Following this, a blackout may occur before the diver feels an urgent need to breathe. This can occur at any depth and is common in distance breath-hold divers in swimming pools. Both deep and distance free divers often use hyperventilation to flush out carbon dioxide from the lungs to suppress the breathing reflex for longer. It is important not to mistake this for an attempt to increase the body's oxygen store. The body at rest is fully oxygenated by normal breathing and cannot take on any more. Breath-holding in water should always be supervised by a second person, as by hyperventilating, one increases the risk of shallow water blackout because insufficient carbon dioxide levels in the blood fail to trigger the breathing reflex.
A continued lack of oxygen in the brain, hypoxia, will quickly render a person unconscious, usually around a blood partial pressure of oxygen of 25–30 mmHg. An unconscious person rescued with an airway still sealed from laryngospasm stands a good chance of a full recovery. Artificial respiration is also much more effective without water in the lungs.

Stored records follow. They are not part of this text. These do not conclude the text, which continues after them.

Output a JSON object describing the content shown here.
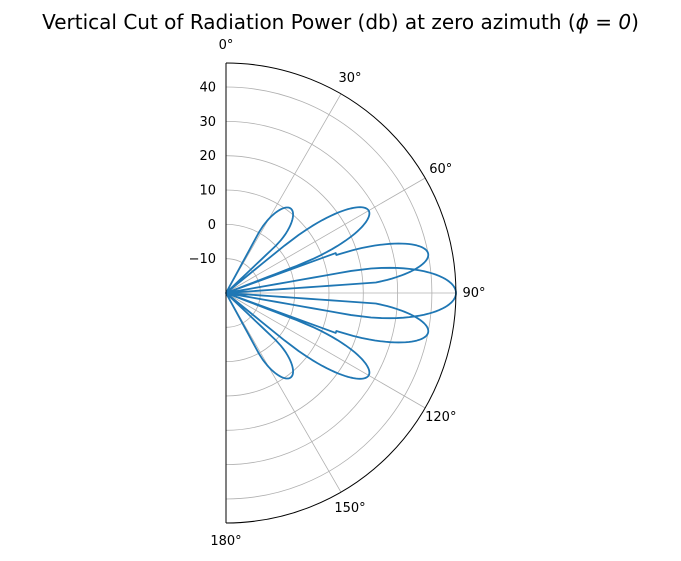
{
  "chart_data": {
    "type": "line",
    "projection": "polar",
    "title": "Vertical Cut of Radiation Power (db) at zero azimuth (",
    "title_math": "ϕ = 0",
    "title_close": ")",
    "theta_unit": "degrees",
    "theta_range": [
      0,
      180
    ],
    "theta_zero_location": "top",
    "theta_direction": "clockwise",
    "theta_ticks": [
      0,
      30,
      60,
      90,
      120,
      150,
      180
    ],
    "theta_tick_labels": [
      "0°",
      "30°",
      "60°",
      "90°",
      "120°",
      "150°",
      "180°"
    ],
    "r_range": [
      -20,
      47
    ],
    "r_ticks": [
      -10,
      0,
      10,
      20,
      30,
      40
    ],
    "r_tick_labels": [
      "−10",
      "0",
      "10",
      "20",
      "30",
      "40"
    ],
    "grid": true,
    "line_color": "#1f77b4",
    "grid_color": "#b0b0b0",
    "series": [
      {
        "lobes": [
          {
            "theta_range": [
              28.5,
              46.5
            ],
            "peak_theta": 37.5,
            "peak_r": 11,
            "edge_r": 0
          },
          {
            "theta_range": [
              51,
              69
            ],
            "peak_theta": 60,
            "peak_r": 28,
            "edge_r": 2
          },
          {
            "theta_range": [
              70,
              86
            ],
            "peak_theta": 79,
            "peak_r": 40,
            "edge_r": 14
          },
          {
            "theta_range": [
              80,
              100
            ],
            "peak_theta": 90,
            "peak_r": 47,
            "edge_r": 17
          },
          {
            "theta_range": [
              94,
              110
            ],
            "peak_theta": 101,
            "peak_r": 40,
            "edge_r": 14
          },
          {
            "theta_range": [
              111,
              129
            ],
            "peak_theta": 120,
            "peak_r": 28,
            "edge_r": 2
          },
          {
            "theta_range": [
              133.5,
              151.5
            ],
            "peak_theta": 142.5,
            "peak_r": 11,
            "edge_r": 0
          }
        ]
      }
    ]
  }
}
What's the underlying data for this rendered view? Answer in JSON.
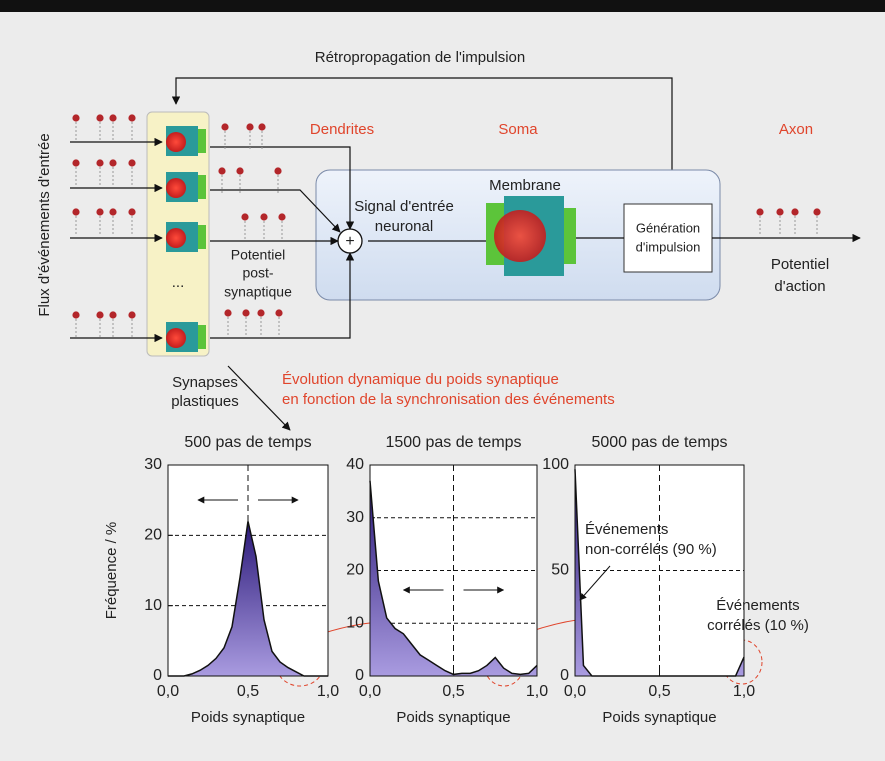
{
  "diagram": {
    "backprop": "Rétropropagation de l'impulsion",
    "input_label": "Flux d'événements d'entrée",
    "dendrites": "Dendrites",
    "soma": "Soma",
    "axon": "Axon",
    "input_signal": [
      "Signal d'entrée",
      "neuronal"
    ],
    "membrane": "Membrane",
    "generation": [
      "Génération",
      "d'impulsion"
    ],
    "psp": [
      "Potentiel",
      "post-",
      "synaptique"
    ],
    "action_potential": [
      "Potentiel",
      "d'action"
    ],
    "synapses": [
      "Synapses",
      "plastiques"
    ],
    "dynamics": [
      "Évolution dynamique du poids synaptique",
      "en fonction de la synchronisation des événements"
    ],
    "ellipsis": "...",
    "sum": "+"
  },
  "chart_data": [
    {
      "type": "area",
      "title": "500 pas de temps",
      "xlabel": "Poids synaptique",
      "ylabel": "Fréquence / %",
      "color": "#4a35a8",
      "x": [
        0,
        0.05,
        0.1,
        0.15,
        0.2,
        0.25,
        0.3,
        0.35,
        0.4,
        0.45,
        0.5,
        0.55,
        0.6,
        0.65,
        0.7,
        0.75,
        0.8,
        0.85,
        0.9,
        0.95,
        1
      ],
      "values": [
        0,
        0,
        0,
        0.3,
        0.8,
        1.5,
        2.5,
        4,
        7,
        14,
        22,
        17,
        8,
        3.5,
        2,
        1.2,
        0.6,
        0,
        0,
        0,
        0
      ],
      "xlim": [
        0,
        1
      ],
      "ylim": [
        0,
        30
      ],
      "xticks": [
        {
          "value": 0,
          "label": "0,0"
        },
        {
          "value": 0.5,
          "label": "0,5"
        },
        {
          "value": 1,
          "label": "1,0"
        }
      ],
      "yticks": [
        0,
        10,
        20,
        30
      ],
      "grid": true
    },
    {
      "type": "area",
      "title": "1500 pas de temps",
      "xlabel": "Poids synaptique",
      "color": "#4a35a8",
      "x": [
        0,
        0.05,
        0.1,
        0.15,
        0.2,
        0.25,
        0.3,
        0.35,
        0.4,
        0.45,
        0.5,
        0.55,
        0.6,
        0.65,
        0.7,
        0.75,
        0.8,
        0.85,
        0.9,
        0.95,
        1
      ],
      "values": [
        37,
        18,
        11,
        9,
        8,
        6,
        4,
        3,
        2,
        1,
        0.3,
        0.5,
        0.5,
        1,
        2,
        3.5,
        1.5,
        0.5,
        0.3,
        0.5,
        2
      ],
      "xlim": [
        0,
        1
      ],
      "ylim": [
        0,
        40
      ],
      "xticks": [
        {
          "value": 0,
          "label": "0,0"
        },
        {
          "value": 0.5,
          "label": "0,5"
        },
        {
          "value": 1,
          "label": "1,0"
        }
      ],
      "yticks": [
        0,
        10,
        20,
        30,
        40
      ],
      "grid": true
    },
    {
      "type": "area",
      "title": "5000 pas de temps",
      "xlabel": "Poids synaptique",
      "color": "#4a35a8",
      "x": [
        0,
        0.05,
        0.1,
        0.15,
        0.2,
        0.25,
        0.3,
        0.35,
        0.4,
        0.45,
        0.5,
        0.55,
        0.6,
        0.65,
        0.7,
        0.75,
        0.8,
        0.85,
        0.9,
        0.95,
        1
      ],
      "values": [
        98,
        5,
        0,
        0,
        0,
        0,
        0,
        0,
        0,
        0,
        0,
        0,
        0,
        0,
        0,
        0,
        0,
        0,
        0,
        0,
        9
      ],
      "xlim": [
        0,
        1
      ],
      "ylim": [
        0,
        100
      ],
      "xticks": [
        {
          "value": 0,
          "label": "0,0"
        },
        {
          "value": 0.5,
          "label": "0,5"
        },
        {
          "value": 1,
          "label": "1,0"
        }
      ],
      "yticks": [
        0,
        50,
        100
      ],
      "grid": true,
      "annotations": [
        {
          "lines": [
            "Événements",
            "non-corrélés (90 %)"
          ],
          "color": "#5b3ba0"
        },
        {
          "lines": [
            "Événements",
            "corrélés (10 %)"
          ],
          "color": "#e0452c"
        }
      ]
    }
  ]
}
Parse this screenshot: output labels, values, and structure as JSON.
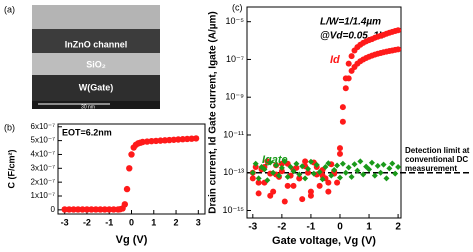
{
  "image_panel": {
    "label": "(a)",
    "layers": [
      "InZnO channel",
      "SiO₂",
      "W(Gate)"
    ],
    "scale_bar": "30 nm"
  },
  "chart_data": [
    {
      "type": "scatter",
      "label": "(b)",
      "annotation": "EOT=6.2nm",
      "xlabel": "Vg (V)",
      "ylabel": "C (F/cm²)",
      "series": [
        {
          "color": "#ff1a1a",
          "x": [
            -3,
            -2.8,
            -2.6,
            -2.4,
            -2.2,
            -2,
            -1.8,
            -1.6,
            -1.4,
            -1.2,
            -1,
            -0.8,
            -0.6,
            -0.5,
            -0.4,
            -0.3,
            -0.2,
            -0.1,
            0,
            0.1,
            0.2,
            0.3,
            0.4,
            0.5,
            0.7,
            0.9,
            1.1,
            1.3,
            1.5,
            1.7,
            1.9,
            2.1,
            2.3,
            2.5,
            2.7,
            2.9
          ],
          "values": [
            3e-09,
            3e-09,
            3e-09,
            3e-09,
            3e-09,
            3e-09,
            3e-09,
            3e-09,
            3e-09,
            3e-09,
            3e-09,
            3e-09,
            3e-09,
            5e-09,
            1e-08,
            4e-08,
            1.5e-07,
            3e-07,
            4e-07,
            4.5e-07,
            4.7e-07,
            4.8e-07,
            4.85e-07,
            4.9e-07,
            4.93e-07,
            4.96e-07,
            4.98e-07,
            5e-07,
            5.02e-07,
            5.04e-07,
            5.06e-07,
            5.08e-07,
            5.1e-07,
            5.12e-07,
            5.14e-07,
            5.16e-07
          ]
        }
      ],
      "xlim": [
        -3.3,
        3.3
      ],
      "xticks": [
        -3,
        -2,
        -1,
        0,
        1,
        2,
        3
      ],
      "ylim": [
        -3e-08,
        6.2e-07
      ],
      "yticks": [
        0,
        {
          "value": 1e-07,
          "label": "1x10⁻⁷"
        },
        {
          "value": 2e-07,
          "label": "2x10⁻⁷"
        },
        {
          "value": 3e-07,
          "label": "3x10⁻⁷"
        },
        {
          "value": 4e-07,
          "label": "4x10⁻⁷"
        },
        {
          "value": 5e-07,
          "label": "5x10⁻⁷"
        },
        {
          "value": 6e-07,
          "label": "6x10⁻⁷"
        }
      ]
    },
    {
      "type": "scatter",
      "label": "(c)",
      "log_y": true,
      "annotations": [
        "L/W=1/1.4µm",
        "@Vd=0.05, 1V"
      ],
      "xlabel": "Gate voltage, Vg (V)",
      "ylabel": "Drain current, Id Gate current, Igate (A/µm)",
      "detection_limit": {
        "value": 1e-13,
        "label": [
          "Detection limit at",
          "conventional DC",
          "measurement"
        ]
      },
      "series": [
        {
          "name": "Id",
          "color": "#ff1a1a",
          "x": [
            -3,
            -2.9,
            -2.8,
            -2.7,
            -2.6,
            -2.5,
            -2.4,
            -2.3,
            -2.2,
            -2.1,
            -2,
            -1.9,
            -1.8,
            -1.7,
            -1.6,
            -1.5,
            -1.4,
            -1.3,
            -1.2,
            -1.1,
            -1,
            -0.9,
            -0.8,
            -0.7,
            -0.6,
            -0.5,
            -0.4,
            -0.3,
            -0.2,
            -0.1,
            0,
            0.1,
            0.2,
            0.3,
            0.4,
            0.5,
            0.6,
            0.7,
            0.8,
            0.9,
            1,
            1.1,
            1.2,
            1.3,
            1.4,
            1.5,
            1.6,
            1.7,
            1.8,
            1.9,
            2,
            null,
            -3,
            -2.8,
            -2.6,
            -2.4,
            -2.2,
            -2,
            -1.8,
            -1.6,
            -1.4,
            -1.2,
            -1,
            -0.8,
            -0.6,
            -0.4,
            -0.2,
            0,
            0.1,
            0.2,
            0.3,
            0.4,
            0.5,
            0.6,
            0.7,
            0.8,
            0.9,
            1,
            1.1,
            1.2,
            1.3,
            1.4,
            1.5,
            1.6,
            1.7,
            1.8,
            1.9,
            2
          ],
          "values": [
            5e-14,
            2e-13,
            8e-15,
            1.5e-13,
            3e-14,
            4e-13,
            9e-14,
            1e-14,
            2.5e-13,
            6e-14,
            1.2e-13,
            3e-15,
            3e-13,
            7e-14,
            2e-14,
            1.8e-13,
            5e-14,
            4e-15,
            2.2e-13,
            1e-13,
            6e-15,
            3.5e-13,
            8e-14,
            2e-14,
            1.4e-13,
            5e-14,
            1e-14,
            2.8e-13,
            9e-14,
            3e-14,
            2e-12,
            3e-10,
            1e-08,
            6e-08,
            1.5e-07,
            3e-07,
            4.5e-07,
            6e-07,
            7.5e-07,
            9e-07,
            1.05e-06,
            1.2e-06,
            1.4e-06,
            1.6e-06,
            1.8e-06,
            2e-06,
            2.3e-06,
            2.6e-06,
            2.9e-06,
            3.2e-06,
            3.5e-06,
            null,
            1e-13,
            3e-14,
            2e-13,
            6e-15,
            8e-14,
            3e-13,
            2e-14,
            1.5e-13,
            5e-14,
            4e-13,
            1e-14,
            2e-13,
            7e-14,
            3e-14,
            1.2e-13,
            1e-12,
            5e-11,
            3e-09,
            1e-08,
            2.5e-08,
            4e-08,
            6e-08,
            8e-08,
            1e-07,
            1.2e-07,
            1.4e-07,
            1.6e-07,
            1.8e-07,
            2e-07,
            2.2e-07,
            2.4e-07,
            2.6e-07,
            2.8e-07,
            3e-07,
            3.2e-07,
            3.4e-07
          ]
        },
        {
          "name": "Igate",
          "color": "#1a9a1a",
          "x": [
            -3,
            -2.9,
            -2.8,
            -2.7,
            -2.6,
            -2.5,
            -2.4,
            -2.3,
            -2.2,
            -2.1,
            -2,
            -1.9,
            -1.8,
            -1.7,
            -1.6,
            -1.5,
            -1.4,
            -1.3,
            -1.2,
            -1.1,
            -1,
            -0.9,
            -0.8,
            -0.7,
            -0.6,
            -0.5,
            -0.4,
            -0.3,
            -0.2,
            -0.1,
            0,
            0.1,
            0.2,
            0.3,
            0.4,
            0.5,
            0.6,
            0.7,
            0.8,
            0.9,
            1,
            1.1,
            1.2,
            1.3,
            1.4,
            1.5,
            1.6,
            1.7,
            1.8,
            1.9,
            2
          ],
          "values": [
            1e-13,
            3e-13,
            5e-14,
            2e-13,
            1.5e-13,
            4e-14,
            3.5e-13,
            1e-13,
            2.5e-13,
            7e-14,
            1.8e-13,
            4e-13,
            6e-14,
            2e-13,
            1.2e-13,
            3e-13,
            8e-14,
            2.2e-13,
            5e-14,
            1.6e-13,
            3.8e-13,
            9e-14,
            2.6e-13,
            1.1e-13,
            4.5e-14,
            2e-13,
            3.2e-13,
            7e-14,
            1.4e-13,
            2.4e-13,
            5.5e-14,
            3e-13,
            1e-13,
            1.9e-13,
            6e-14,
            2.8e-13,
            1.3e-13,
            4e-13,
            8e-14,
            2.1e-13,
            1.5e-13,
            3.4e-13,
            7e-14,
            2.3e-13,
            1e-13,
            2.7e-13,
            5e-14,
            1.7e-13,
            3.1e-13,
            9e-14,
            2e-13
          ]
        }
      ],
      "xlim": [
        -3.2,
        2.1
      ],
      "xticks": [
        -3,
        -2,
        -1,
        0,
        1,
        2
      ],
      "ylim": [
        4e-16,
        6e-05
      ],
      "yticks": [
        {
          "value": 1e-15,
          "label": "10⁻¹⁵"
        },
        {
          "value": 1e-13,
          "label": "10⁻¹³"
        },
        {
          "value": 1e-11,
          "label": "10⁻¹¹"
        },
        {
          "value": 1e-09,
          "label": "10⁻⁹"
        },
        {
          "value": 1e-07,
          "label": "10⁻⁷"
        },
        {
          "value": 1e-05,
          "label": "10⁻⁵"
        }
      ]
    }
  ]
}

At this point, the person stands a good chance of recovery if attended to within minutes. More than 10% of drownings may involve laryngospasm, but the evidence suggests that it is not usually effective at preventing water from entering the trachea. The lack of water found in the lungs during autopsy does not necessarily mean there was no water at the time of drowning, as small amounts of freshwater are absorbed into the bloodstream. Hypercapnia and hypoxia both contribute to laryngeal relaxation, after which the airway is open through the trachea. There is also bronchospasm and mucous production in the bronchi associated with laryngospasm, and these may prevent water entry at terminal relaxation.
The hypoxemia and acidosis caused by asphyxia in drowning affect various organs. There can be central nervous system damage, cardiac arrhythmia, pulmonary injury, reperfusion injury, and multiple-organ secondary injury with prolonged tissue hypoxia.
A lack of oxygen or chemical changes in the lungs may cause the heart to stop beating. This cardiac arrest stops the flow of blood and thus stops the transport of oxygen to the brain. Cardiac arrest used to be the traditional point of death, but at this point, there is still a chance of recovery. The brain cannot survive long without oxygen, and the continued lack of oxygen in the blood, combined with the cardiac arrest, will lead to the deterioration of brain cells, causing first brain damage and eventually brain death after six minutes from which recovery is generally considered impossible. Hypothermia of the central nervous system may prolong this. In cold temperatures below 6 °C, the brain may be cooled sufficiently to allow for a survival time of more than an hour.
The extent of central nervous system injury, to a large extent, determines the survival and long-term consequences of drowning. In the case of children, most survivors are found within 2 minutes of immersion, and most fatalities are found after 10 minutes or more.